Fox Street, two a.m.
She locks the studio door, checks the padlock twice, and heads down Fox Street. The asphalt glistens if it's rained — in Johannesburg summer storms fall fast and hard, and by two in the morning only the steam rising from the ground is left. The Maboneng buildings are converted industrial: exposed brick, metal staircases, gallery signs that at this hour are closed and dark.
The shisa nyama owner at the corner keeps the same cut for her. If she doesn't show two nights in a row, he sends a WhatsApp. "Alive?" "Alive." That's all they need. Nala crosses toward Jeppestown, where the streetlights work half the time and the street has a different sound: less tourist, more residential, a dog behind a fence, gospel music from an upstairs flat. If the night is clear she goes up through Bez Valley, where the asphalt breaks up and the sky opens a little more.
No headphones. That matters. She listens to the city the way she used to listen to the Limpopo countryside when she was eight and Koko would take her to the edge of the veld with a flashlight.
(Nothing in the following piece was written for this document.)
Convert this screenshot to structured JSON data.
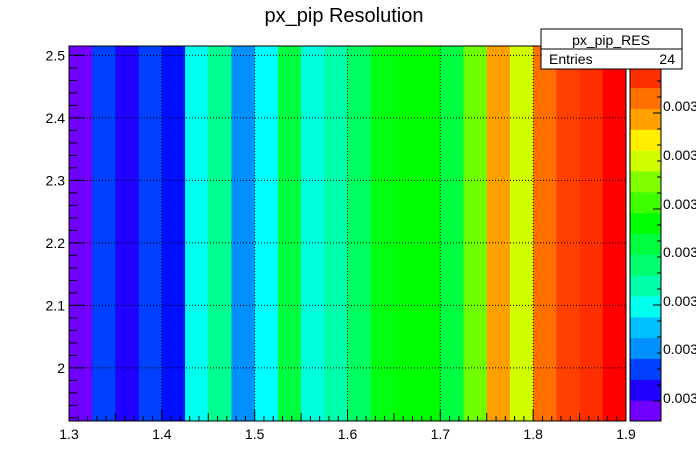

The animals have changed — jackals to cars, hyraxes to load-shedding generators — but the habit of hearing without a filter stays. The walk lasts forty minutes to an hour. She comes back via Main Street, goes upstairs, takes her boots off, leaves the spike collar on. By five in the morning she's asleep. At two in the afternoon she gets up. The aardwolf is nocturnal. Nala is too.